Corporation Franco-Nevada (FNV). Franco-Nevada owns no gold mines. Instead, it acquires from other gold miners the rights to royalties.

However, keep in mind that while the stock prices of gold mining businesses are associated with gold prices, they also depend on fundamentals such as each company’s current profitability and costs. As a result, comparable dangers are involved in investing in individual gold firms as in investing in other stocks. Single stocks may be volatile, and they don’t offer you the same security as diversified portfolios.

Invest in gold through gold mutual funds and ETFs.

In addition to giving greater liquidity than actual gold and greater diversification than individual gold stocks, putting in gold ETFs and mutual funds can give you exposure to the long-term stability of the metal. Gold funds come in a variety of various forms. Some are index funds that are passively managed and use futures or options to track bullion prices or market patterns.

For instance, the SPDR Gold Shares ETF (GLD) tracks the price of physical bullion and contains both deposit receipts and physical gold. On the other hand, VanEck Vectors Gold Miners ETF (GDX) is a passively managed vehicle that follows an underlying basket of securities from gold mining and processing businesses.

Professional investors actively manage gold mutual funds, such as the Gold and Precious Metals Fund from Franklin Templeton. These funds seek to outperform the returns of index funds that are passively managed. In return, they impose comparatively high expense ratios.

Remember that, unlike gold stocks, you aren’t purchasing gold when you buy paper supposedly backed by the debt or stock of mining companies or by futures and options contracts for actual gold. As a result, gold mutual funds and exchange-traded funds (ETFs) may not do as well as real gold in terms of value compared to the gold market price.

Invest in gold by using futures and options

The riskiest gold investment strategy is trading futures or options contracts, a type of speculative investing. Futures and options are derivatives, meaning that the underlying asset’s price determines these instruments’ total value.

A futures contract is a commitment to purchase or sell a security at a predetermined rate on a specific date, regardless of the state of the market. On the other hand, an agreement for options provides you the choice to purchase or sell an asset if it rises to a specific price on or before a particular date.

You need an account with an online broker that provides futures or options to invest in those products. Many online brokerages permit trading in these securities, but they could also ask account users to sign supplementary documents admitting the risks associated with buying these derivatives.

You can purchase and sell options and futures directly through the site once you’ve opened a brokerage account to trade them.
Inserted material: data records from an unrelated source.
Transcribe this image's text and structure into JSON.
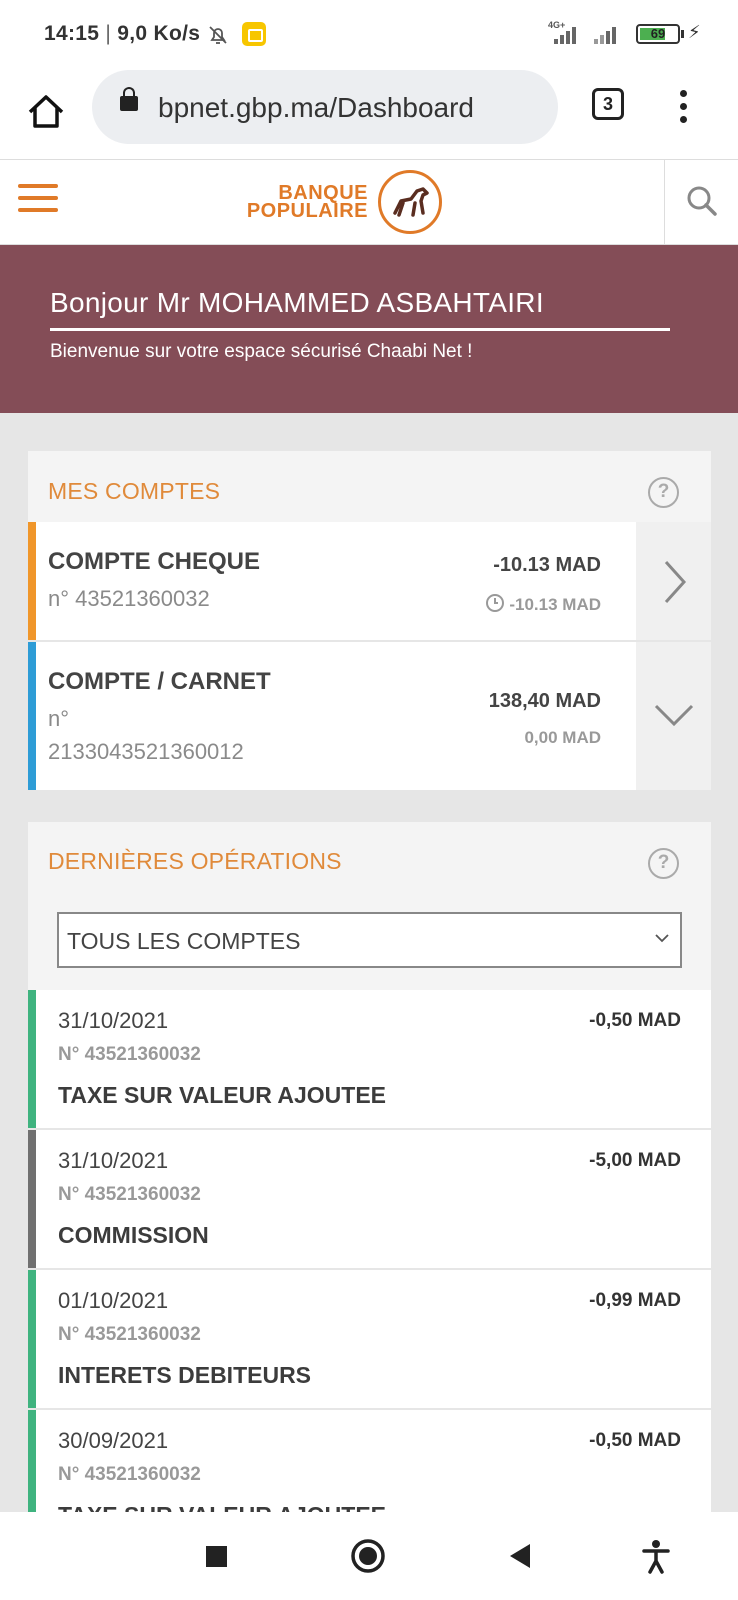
{
  "status_bar": {
    "time": "14:15",
    "speed": "9,0 Ko/s",
    "network": "4G+",
    "battery": "69"
  },
  "browser": {
    "url": "bpnet.gbp.ma/Dashboard",
    "tab_count": "3"
  },
  "site_header": {
    "logo_line1": "BANQUE",
    "logo_line2": "POPULAIRE"
  },
  "welcome": {
    "greeting": "Bonjour Mr MOHAMMED ASBAHTAIRI",
    "subtitle": "Bienvenue sur votre espace sécurisé Chaabi Net !"
  },
  "accounts_section": {
    "title": "MES COMPTES",
    "help": "?",
    "accounts": [
      {
        "name": "COMPTE CHEQUE",
        "number_line1": "n° 43521360032",
        "balance": "-10.13 MAD",
        "available": "-10.13 MAD",
        "color": "#f0962a"
      },
      {
        "name": "COMPTE / CARNET",
        "number_line1": "n°",
        "number_line2": "2133043521360012",
        "balance": "138,40 MAD",
        "available": "0,00 MAD",
        "color": "#2e9cd6"
      }
    ]
  },
  "operations_section": {
    "title": "DERNIÈRES OPÉRATIONS",
    "help": "?",
    "filter_value": "TOUS LES COMPTES",
    "operations": [
      {
        "date": "31/10/2021",
        "amount": "-0,50 MAD",
        "account": "N° 43521360032",
        "label": "TAXE SUR VALEUR AJOUTEE",
        "color": "#3fb37f"
      },
      {
        "date": "31/10/2021",
        "amount": "-5,00 MAD",
        "account": "N° 43521360032",
        "label": "COMMISSION",
        "color": "#707070"
      },
      {
        "date": "01/10/2021",
        "amount": "-0,99 MAD",
        "account": "N° 43521360032",
        "label": "INTERETS DEBITEURS",
        "color": "#3fb37f"
      },
      {
        "date": "30/09/2021",
        "amount": "-0,50 MAD",
        "account": "N° 43521360032",
        "label": "TAXE SUR VALEUR AJOUTEE",
        "color": "#3fb37f"
      }
    ]
  },
  "colors": {
    "brand_orange": "#e07a28",
    "banner": "#844d57"
  }
}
Every trade-in option and future is typically subject to a commission fee, which changes depending on how many contracts you buy or sell.

When investing in gold through options or futures contracts, investors must keep a close eye on their positions to sell, roll over, or exercise their options before they become worthless. Additionally, each choice comes with a certain amount of debt or leverage by default, so investors who abuse them and suffer market losses should expect their losses to grow swiftly.
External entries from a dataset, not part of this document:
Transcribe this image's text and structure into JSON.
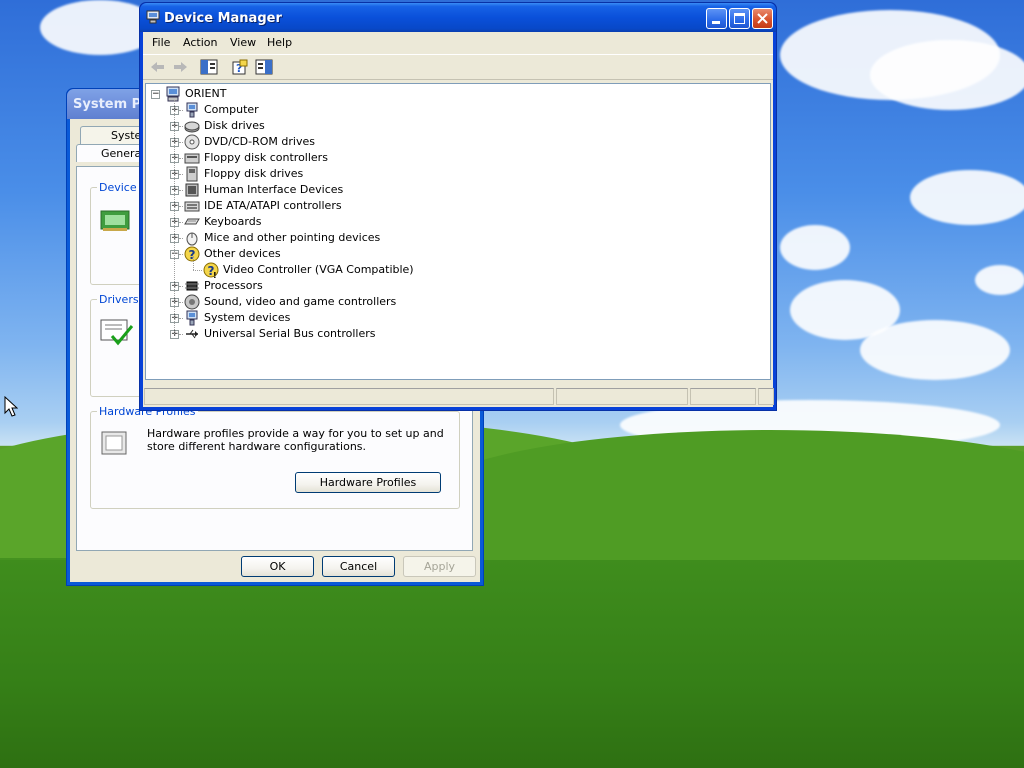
{
  "device_manager": {
    "title": "Device Manager",
    "menu": [
      "File",
      "Action",
      "View",
      "Help"
    ],
    "tree": {
      "root": "ORIENT",
      "items": [
        {
          "label": "Computer",
          "icon": "computer-icon"
        },
        {
          "label": "Disk drives",
          "icon": "disk-drive-icon"
        },
        {
          "label": "DVD/CD-ROM drives",
          "icon": "cdrom-icon"
        },
        {
          "label": "Floppy disk controllers",
          "icon": "floppy-controller-icon"
        },
        {
          "label": "Floppy disk drives",
          "icon": "floppy-drive-icon"
        },
        {
          "label": "Human Interface Devices",
          "icon": "hid-icon"
        },
        {
          "label": "IDE ATA/ATAPI controllers",
          "icon": "ide-controller-icon"
        },
        {
          "label": "Keyboards",
          "icon": "keyboard-icon"
        },
        {
          "label": "Mice and other pointing devices",
          "icon": "mouse-icon"
        },
        {
          "label": "Other devices",
          "icon": "unknown-device-icon",
          "expanded": true,
          "children": [
            {
              "label": "Video Controller (VGA Compatible)",
              "icon": "warning-device-icon"
            }
          ]
        },
        {
          "label": "Processors",
          "icon": "processor-icon"
        },
        {
          "label": "Sound, video and game controllers",
          "icon": "sound-icon"
        },
        {
          "label": "System devices",
          "icon": "system-device-icon"
        },
        {
          "label": "Universal Serial Bus controllers",
          "icon": "usb-icon"
        }
      ]
    }
  },
  "system_properties": {
    "title": "System Pro",
    "tabs": [
      "System",
      "General"
    ],
    "groups": {
      "device_manager": "Device M",
      "drivers": "Drivers",
      "hardware_profiles": "Hardware Profiles"
    },
    "hardware_profiles_text": "Hardware profiles provide a way for you to set up and store different hardware configurations.",
    "hardware_profiles_button": "Hardware Profiles",
    "ok": "OK",
    "cancel": "Cancel",
    "apply": "Apply"
  }
}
Is Gold a Good Investment?

Gold may provide an investment haven if you’re worried about inflation and other disasters. Gold can be just as volatile in the short term as stocks, but it has solid long-term value retention.

Depending on your preferences and risk tolerance, you can invest in physical gold, gold stocks, gold ETFs and mutual funds, speculative futures and options contracts, or gold mutual funds. Most consultants advise you to invest 10% of your portfolio in gold, regardless of the form you decide.

Investing involves risk in any form. The same is true with gold. However, the peculiar gold market is challenging and isn’t forgiving. For most investors wishing to add some of gold’s stability and glimmer to their portfolios, this makes gold ETFs and mutual funds the most secure option.